Sindir Pedas, Eks PSM Sebut Indonesia Negara Miskin: Main di Timnas Bikin Klub Rugi!

Timnas Indonesia
Sumber :
  • ig/@timnasindonesia

Ringkasan Berita:

  • Anco Jansen menilai keputusan Mees Hilgers membela Timnas Indonesia membuat klub Belanda kehilangan pemain penting.

  • Ia menyebut sepak bola Indonesia tertinggal dalam infrastruktur, pelatih, dan fasilitas dibanding Eropa.

  • Jansen juga menyinggung bahwa meski Indonesia negara miskin, masyarakatnya sangat aktif di media sosial.

GadgetTimnas Indonesia belakangan menjadi sorotan publik Eropa setelah kehadiran sejumlah pemain keturunan asal Belanda seperti Jay Idzes, Mees Hilgers, Calvin Verdonk, hingga Ole Romeny. Program naturalisasi yang digalakkan PSSI terbukti memberi dampak signifikan terhadap performa Garuda di kancah internasional.

Namun, tak semua pihak memandang fenomena ini secara positif. Salah satunya datang dari mantan penyerang PSM Makassar asal Belanda, Anco Jansen. Dalam wawancara bersama kanal YouTube RRTV Oost, Jansen menyinggung keputusan Mees Hilgers memperkuat Timnas Indonesia sebagai penyebab turunnya performa dan nilai pasar sang pemain di FC Twente.

Menurutnya, klub Eropa tidak senang jika pemain mereka sering dipanggil ke tim nasional di Asia Tenggara karena mengganggu ritme latihan dan kompetisi. “Dia bermain untuk tim nasional Indonesia.
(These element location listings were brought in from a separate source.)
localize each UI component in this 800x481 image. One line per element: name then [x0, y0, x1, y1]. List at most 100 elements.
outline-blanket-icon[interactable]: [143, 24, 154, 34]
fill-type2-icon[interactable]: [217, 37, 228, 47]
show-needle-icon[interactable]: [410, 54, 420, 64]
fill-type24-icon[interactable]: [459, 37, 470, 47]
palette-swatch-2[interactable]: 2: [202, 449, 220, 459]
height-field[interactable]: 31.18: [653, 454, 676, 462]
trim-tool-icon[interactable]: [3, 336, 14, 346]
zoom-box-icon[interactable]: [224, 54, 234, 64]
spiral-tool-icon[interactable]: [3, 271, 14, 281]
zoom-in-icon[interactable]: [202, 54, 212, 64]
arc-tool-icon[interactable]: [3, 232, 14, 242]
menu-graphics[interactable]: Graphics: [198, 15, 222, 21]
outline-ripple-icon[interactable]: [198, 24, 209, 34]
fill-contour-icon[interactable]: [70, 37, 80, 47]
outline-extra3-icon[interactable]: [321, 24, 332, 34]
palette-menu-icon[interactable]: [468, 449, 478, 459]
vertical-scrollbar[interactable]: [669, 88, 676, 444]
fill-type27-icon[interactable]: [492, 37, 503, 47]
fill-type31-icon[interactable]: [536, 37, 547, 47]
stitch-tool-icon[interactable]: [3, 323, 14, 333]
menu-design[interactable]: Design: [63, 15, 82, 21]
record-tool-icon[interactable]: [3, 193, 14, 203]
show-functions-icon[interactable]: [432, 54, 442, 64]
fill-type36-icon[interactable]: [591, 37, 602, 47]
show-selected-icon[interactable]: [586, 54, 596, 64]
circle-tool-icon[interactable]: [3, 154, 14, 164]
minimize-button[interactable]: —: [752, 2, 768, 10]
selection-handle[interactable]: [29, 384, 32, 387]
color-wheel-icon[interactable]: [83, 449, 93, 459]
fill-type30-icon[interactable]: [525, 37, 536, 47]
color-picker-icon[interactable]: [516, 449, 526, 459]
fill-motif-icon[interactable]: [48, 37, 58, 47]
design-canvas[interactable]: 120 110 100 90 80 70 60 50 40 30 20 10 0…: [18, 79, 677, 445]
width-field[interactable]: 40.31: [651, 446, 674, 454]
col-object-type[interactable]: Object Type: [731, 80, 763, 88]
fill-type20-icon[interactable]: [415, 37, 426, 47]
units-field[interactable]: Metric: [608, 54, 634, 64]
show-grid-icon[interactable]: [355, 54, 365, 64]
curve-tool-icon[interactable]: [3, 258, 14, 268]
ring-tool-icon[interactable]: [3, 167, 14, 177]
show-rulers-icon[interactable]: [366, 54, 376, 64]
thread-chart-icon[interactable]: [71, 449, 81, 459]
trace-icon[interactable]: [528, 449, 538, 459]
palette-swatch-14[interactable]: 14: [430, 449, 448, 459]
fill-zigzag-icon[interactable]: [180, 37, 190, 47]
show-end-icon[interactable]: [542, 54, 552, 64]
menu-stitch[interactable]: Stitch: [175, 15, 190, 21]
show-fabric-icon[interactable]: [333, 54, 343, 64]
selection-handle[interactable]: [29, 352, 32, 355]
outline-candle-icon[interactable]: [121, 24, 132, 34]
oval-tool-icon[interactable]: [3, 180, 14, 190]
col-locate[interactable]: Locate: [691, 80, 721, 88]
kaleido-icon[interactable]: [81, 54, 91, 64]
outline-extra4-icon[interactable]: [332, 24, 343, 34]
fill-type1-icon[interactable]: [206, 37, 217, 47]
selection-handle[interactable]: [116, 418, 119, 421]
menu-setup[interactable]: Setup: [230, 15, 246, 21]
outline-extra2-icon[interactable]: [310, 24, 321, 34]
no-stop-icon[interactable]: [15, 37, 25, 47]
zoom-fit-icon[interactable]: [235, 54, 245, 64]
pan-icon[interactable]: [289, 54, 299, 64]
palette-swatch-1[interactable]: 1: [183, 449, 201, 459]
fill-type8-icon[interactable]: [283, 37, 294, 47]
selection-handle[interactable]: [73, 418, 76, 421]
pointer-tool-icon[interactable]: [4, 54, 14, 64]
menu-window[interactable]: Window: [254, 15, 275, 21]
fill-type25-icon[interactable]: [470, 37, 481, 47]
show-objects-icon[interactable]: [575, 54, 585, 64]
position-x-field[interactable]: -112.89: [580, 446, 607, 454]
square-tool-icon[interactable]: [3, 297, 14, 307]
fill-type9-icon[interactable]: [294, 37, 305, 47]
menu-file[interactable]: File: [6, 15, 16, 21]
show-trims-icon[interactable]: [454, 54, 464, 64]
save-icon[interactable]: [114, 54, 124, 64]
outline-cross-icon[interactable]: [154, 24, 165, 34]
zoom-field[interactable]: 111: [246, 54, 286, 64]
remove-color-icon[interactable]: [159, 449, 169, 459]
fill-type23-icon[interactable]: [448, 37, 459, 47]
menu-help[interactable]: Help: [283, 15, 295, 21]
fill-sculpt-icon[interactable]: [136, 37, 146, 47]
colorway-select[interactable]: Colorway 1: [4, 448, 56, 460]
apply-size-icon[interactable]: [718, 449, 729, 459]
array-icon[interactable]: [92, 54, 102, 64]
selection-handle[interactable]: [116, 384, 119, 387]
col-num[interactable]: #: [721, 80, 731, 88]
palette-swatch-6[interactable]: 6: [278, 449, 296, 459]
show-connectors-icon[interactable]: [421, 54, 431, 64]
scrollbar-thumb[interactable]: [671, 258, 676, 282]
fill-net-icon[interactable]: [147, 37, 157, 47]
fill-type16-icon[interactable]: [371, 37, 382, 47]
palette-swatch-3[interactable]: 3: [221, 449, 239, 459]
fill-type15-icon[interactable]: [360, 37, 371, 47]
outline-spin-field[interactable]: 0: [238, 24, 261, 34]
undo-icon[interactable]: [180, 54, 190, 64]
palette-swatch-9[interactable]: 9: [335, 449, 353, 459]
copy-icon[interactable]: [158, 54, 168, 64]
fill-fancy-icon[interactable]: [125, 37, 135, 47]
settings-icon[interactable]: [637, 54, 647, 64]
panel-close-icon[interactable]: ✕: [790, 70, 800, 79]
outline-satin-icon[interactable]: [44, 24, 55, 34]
Klub-klub tidak senang dengan itu karena mereka akan kehilangan pemainnya saat harus pergi ke Kamboja, Laos, entah ke mana lagi,” ucap Jansen.

Jansen menambahkan bahwa situasi seperti ini membuat pemain lebih rawan cedera dan kehilangan menit bermain. “Dia punya nilai pasar tinggi, tapi sekarang sulit bagi klub lain untuk membayar sesuai harga itu,” ujarnya.


Infrastruktur dan Realitas Sepak Bola Indonesia

Selain menyoroti nasib Hilgers, Jansen juga mengungkapkan pandangannya mengenai dunia sepak bola Indonesia yang menurutnya masih jauh dari standar profesional di Eropa. Ia mengaku kaget saat pertama kali datang ke lapangan latihan PSM Makassar karena tidak menemukan fasilitas layaknya ruang ganti yang memadai.

“Sepak bola di sana benar-benar oportunistis, dan peluangnya kecil. Fasilitas, akademi muda, dan pelatih masih sangat terbatas,” tutur Jansen. Ia menyebut pengalaman itu sebagai “culture shock”, meskipun dirinya tetap menghargai semangat dan loyalitas tinggi suporter Indonesia.

Menurutnya, atmosfer pertandingan di Indonesia sangat berbeda dengan di Eropa. Ia bahkan mengaku sulit melupakan pengalaman tampil di hadapan ribuan penonton yang fanatik dan emosional di stadion.